By improving on the angular resolution possible with conventional telescopes, speckle interferometry has been adding to the list of known masses, resolving binaries with separations of 30 mas. Interferometry with separate apertures offers the possibility of going to much higher resolution.
The Mark III Optical Interferometer on Mt. Wilson has been used for astrometry, for stellar diameter measurements, and for binary observations since routine operations began in late 1988. The fringe visibilty calibration uncertainty is ~1% for m < 4m at λ800 nm with good seeing, so that both binary components can be detected when the magnitude difference is 3.5m to 4m.

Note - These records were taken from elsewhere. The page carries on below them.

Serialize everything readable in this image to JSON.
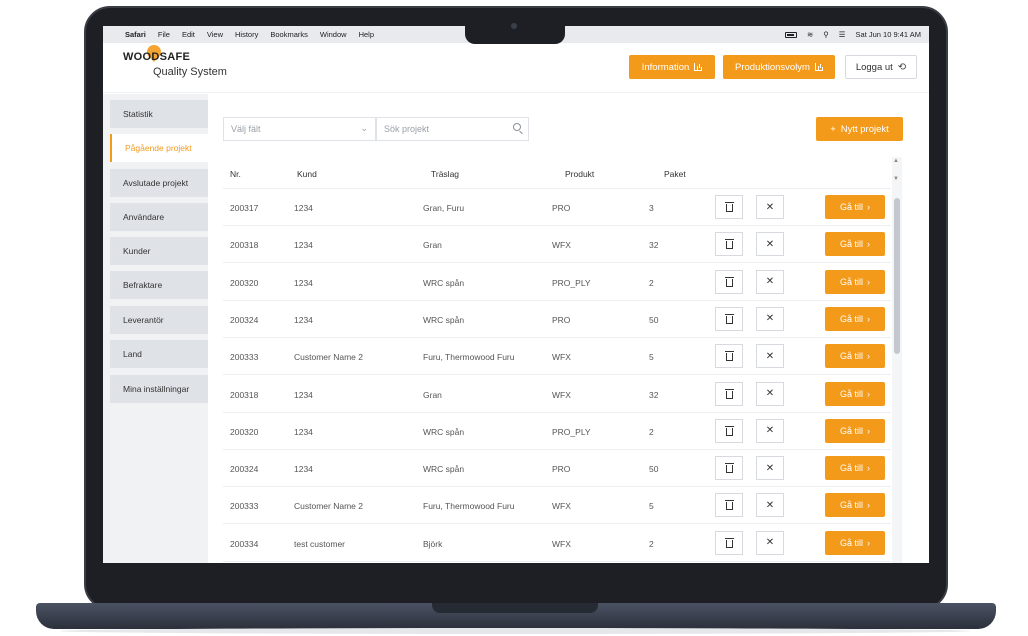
{
  "menubar": {
    "app": "Safari",
    "items": [
      "File",
      "Edit",
      "View",
      "History",
      "Bookmarks",
      "Window",
      "Help"
    ],
    "datetime": "Sat Jun 10  9:41 AM"
  },
  "header": {
    "brand": "WOODSAFE",
    "subtitle": "Quality System",
    "info_label": "Information",
    "prod_label": "Produktionsvolym",
    "logout_label": "Logga ut"
  },
  "sidebar": {
    "items": [
      {
        "label": "Statistik"
      },
      {
        "label": "Pågående projekt"
      },
      {
        "label": "Avslutade projekt"
      },
      {
        "label": "Användare"
      },
      {
        "label": "Kunder"
      },
      {
        "label": "Befraktare"
      },
      {
        "label": "Leverantör"
      },
      {
        "label": "Land"
      },
      {
        "label": "Mina inställningar"
      }
    ],
    "active_index": 1
  },
  "filters": {
    "field_placeholder": "Välj fält",
    "search_placeholder": "Sök projekt",
    "new_label": "Nytt projekt"
  },
  "table": {
    "headers": [
      "Nr.",
      "Kund",
      "Träslag",
      "Produkt",
      "Paket"
    ],
    "go_label": "Gå till",
    "rows": [
      {
        "nr": "200317",
        "kund": "1234",
        "traslag": "Gran, Furu",
        "produkt": "PRO",
        "paket": "3"
      },
      {
        "nr": "200318",
        "kund": "1234",
        "traslag": "Gran",
        "produkt": "WFX",
        "paket": "32"
      },
      {
        "nr": "200320",
        "kund": "1234",
        "traslag": "WRC spån",
        "produkt": "PRO_PLY",
        "paket": "2"
      },
      {
        "nr": "200324",
        "kund": "1234",
        "traslag": "WRC spån",
        "produkt": "PRO",
        "paket": "50"
      },
      {
        "nr": "200333",
        "kund": "Customer Name 2",
        "traslag": "Furu, Thermowood Furu",
        "produkt": "WFX",
        "paket": "5"
      },
      {
        "nr": "200318",
        "kund": "1234",
        "traslag": "Gran",
        "produkt": "WFX",
        "paket": "32"
      },
      {
        "nr": "200320",
        "kund": "1234",
        "traslag": "WRC spån",
        "produkt": "PRO_PLY",
        "paket": "2"
      },
      {
        "nr": "200324",
        "kund": "1234",
        "traslag": "WRC spån",
        "produkt": "PRO",
        "paket": "50"
      },
      {
        "nr": "200333",
        "kund": "Customer Name 2",
        "traslag": "Furu, Thermowood Furu",
        "produkt": "WFX",
        "paket": "5"
      },
      {
        "nr": "200334",
        "kund": "test customer",
        "traslag": "Björk",
        "produkt": "WFX",
        "paket": "2"
      }
    ]
  },
  "colors": {
    "accent": "#f49a1b",
    "sidebar_bg": "#dfe2e7"
  }
}
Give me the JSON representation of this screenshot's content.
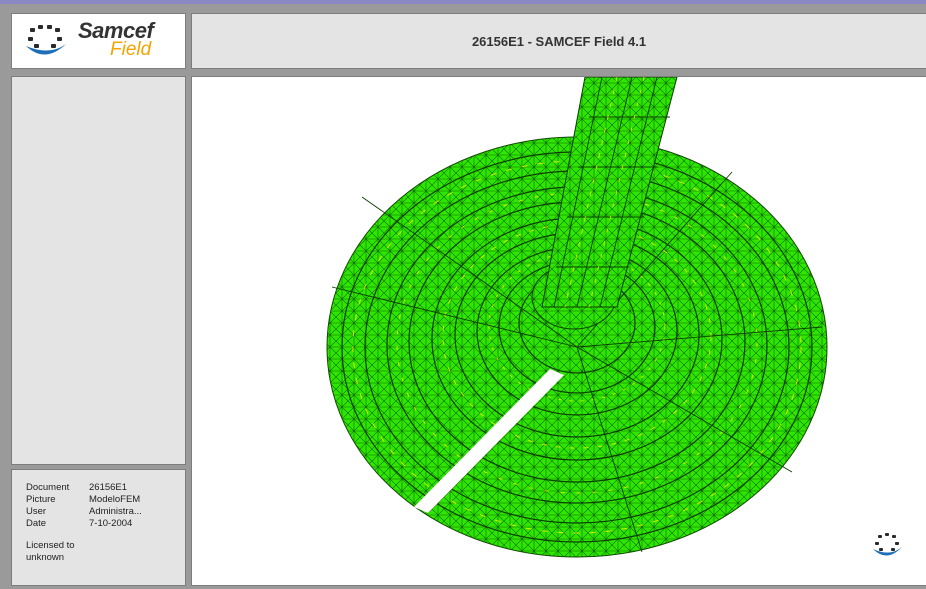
{
  "app": {
    "title": "26156E1 - SAMCEF Field 4.1",
    "logo_word_1": "Samcef",
    "logo_word_2": "Field"
  },
  "info": {
    "rows": [
      {
        "label": "Document",
        "value": "26156E1"
      },
      {
        "label": "Picture",
        "value": "ModeloFEM"
      },
      {
        "label": "User",
        "value": "Administra..."
      },
      {
        "label": "Date",
        "value": "7-10-2004"
      }
    ],
    "license_line_1": "Licensed to",
    "license_line_2": "unknown"
  },
  "colors": {
    "mesh_green": "#22e000",
    "mesh_yellow": "#f0f000",
    "mesh_line": "#114400",
    "logo_blue": "#1e6fb8",
    "logo_orange": "#f5a300"
  },
  "icons": {
    "logo": "samcef-logo-icon",
    "corner": "samcef-corner-logo-icon"
  }
}
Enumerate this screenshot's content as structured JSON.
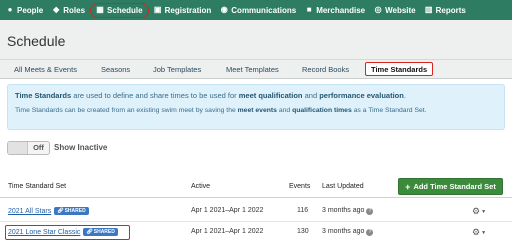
{
  "nav": {
    "items": [
      {
        "label": "People",
        "icon": "person-icon",
        "glyph": "●"
      },
      {
        "label": "Roles",
        "icon": "roles-icon",
        "glyph": "◆"
      },
      {
        "label": "Schedule",
        "icon": "calendar-icon",
        "glyph": "▦"
      },
      {
        "label": "Registration",
        "icon": "registration-icon",
        "glyph": "▣"
      },
      {
        "label": "Communications",
        "icon": "communications-icon",
        "glyph": "◉"
      },
      {
        "label": "Merchandise",
        "icon": "merchandise-icon",
        "glyph": "■"
      },
      {
        "label": "Website",
        "icon": "globe-icon",
        "glyph": "◎"
      },
      {
        "label": "Reports",
        "icon": "reports-icon",
        "glyph": "▥"
      }
    ],
    "active": "Schedule"
  },
  "page": {
    "title": "Schedule"
  },
  "tabs": [
    {
      "label": "All Meets & Events"
    },
    {
      "label": "Seasons"
    },
    {
      "label": "Job Templates"
    },
    {
      "label": "Meet Templates"
    },
    {
      "label": "Record Books"
    },
    {
      "label": "Time Standards"
    }
  ],
  "info": {
    "line1_a": "Time Standards",
    "line1_b": " are used to define and share times to be used for ",
    "line1_c": "meet qualification",
    "line1_d": " and ",
    "line1_e": "performance evaluation",
    "line1_f": ".",
    "line2_a": "Time Standards can be created from an existing swim meet by saving the ",
    "line2_b": "meet events",
    "line2_c": " and ",
    "line2_d": "qualification times",
    "line2_e": " as a Time Standard Set."
  },
  "toggle": {
    "state": "Off",
    "label": "Show Inactive"
  },
  "table": {
    "headers": {
      "set": "Time Standard Set",
      "active": "Active",
      "events": "Events",
      "updated": "Last Updated"
    },
    "add_button": "Add Time Standard Set",
    "rows": [
      {
        "name": "2021 All Stars",
        "badge": "SHARED",
        "active": "Apr 1 2021–Apr 1 2022",
        "events": "116",
        "updated": "3 months ago"
      },
      {
        "name": "2021 Lone Star Classic",
        "badge": "SHARED",
        "active": "Apr 1 2021–Apr 1 2022",
        "events": "130",
        "updated": "3 months ago"
      }
    ]
  },
  "colors": {
    "nav_bg": "#2e7d63",
    "highlight": "#d9231f",
    "add_button": "#3c8a3c",
    "info_bg": "#dff1fa"
  }
}
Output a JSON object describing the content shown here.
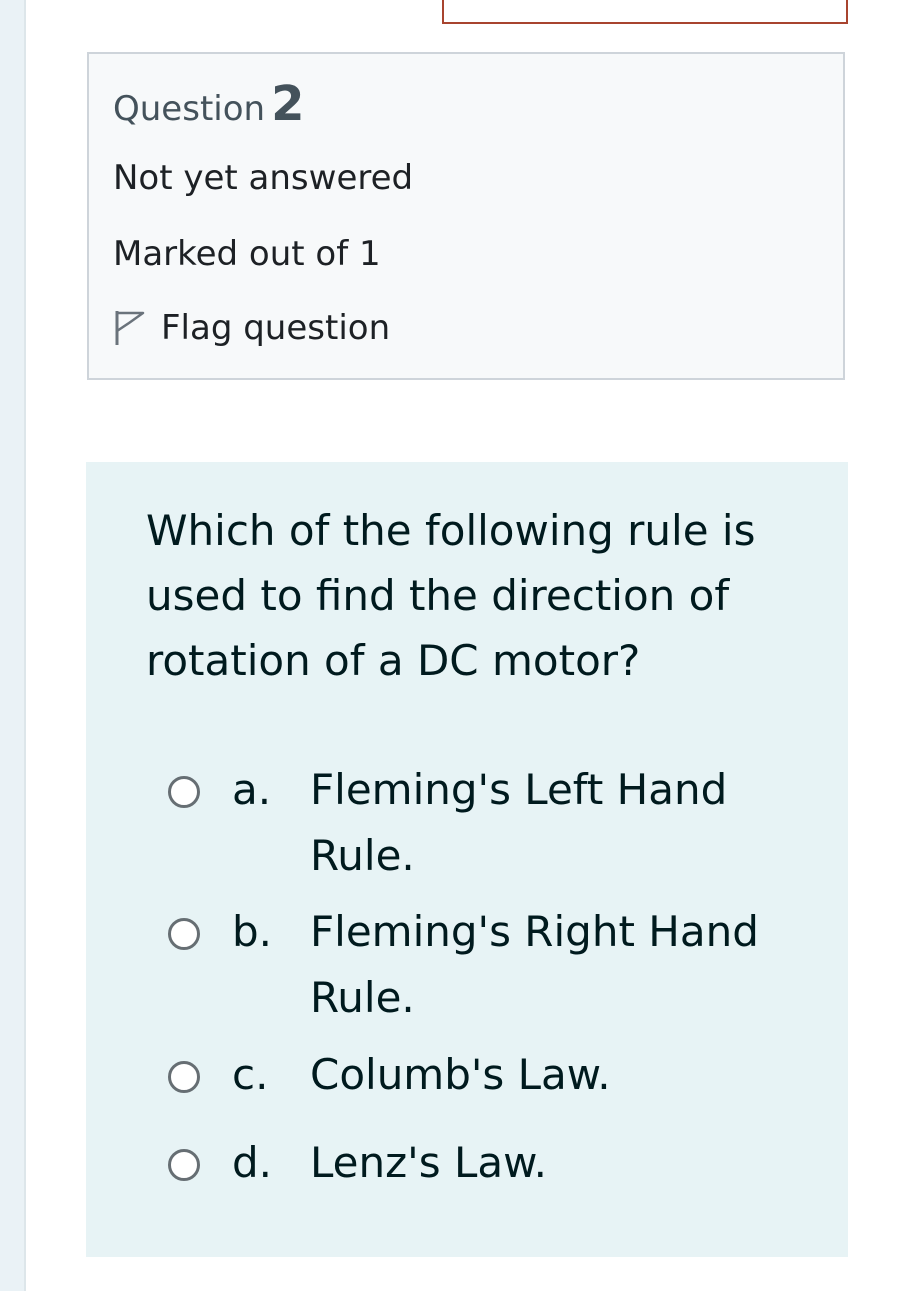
{
  "question_info": {
    "label": "Question",
    "number": "2",
    "state": "Not yet answered",
    "grade": "Marked out of 1",
    "flag_label": "Flag question"
  },
  "question": {
    "text": "Which of the following rule is used to find the direction of rotation of a DC motor?",
    "answers": [
      {
        "letter": "a.",
        "text": "Fleming's Left Hand Rule.",
        "selected": false
      },
      {
        "letter": "b.",
        "text": "Fleming's Right Hand Rule.",
        "selected": false
      },
      {
        "letter": "c.",
        "text": "Columb's Law.",
        "selected": false
      },
      {
        "letter": "d.",
        "text": "Lenz's Law.",
        "selected": false
      }
    ]
  },
  "icons": {
    "flag": "flag-outline-icon",
    "radio": "radio-unchecked-icon"
  },
  "colors": {
    "info_background": "#f7f9fa",
    "question_background": "#e7f3f5",
    "text": "#1d2125",
    "previous_box_border": "#a8442f"
  }
}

From Mark III data, masses of eight stars have been determined. The most precise determination is for the components of the ϕ Cygni system: 2.545 ± 0.085 and 2.445 ± 0.081 M⊙. To improve on this measurement, more precise spectroscopic data are needed, as is the case for most of the systems for which we have orbits or preliminary orbits.
The NRL/USNO Optical Interferometer Project is currently designing two more capable instruments: a four–element system for astrometric observations, and a six–element system for imaging. The ultimate 430-m maximum baseline and 35-cm apertures of the imaging interferometer will allow observations to 8th to 10th mag and resolution of binary components separated by as little as ≈ 200 µas.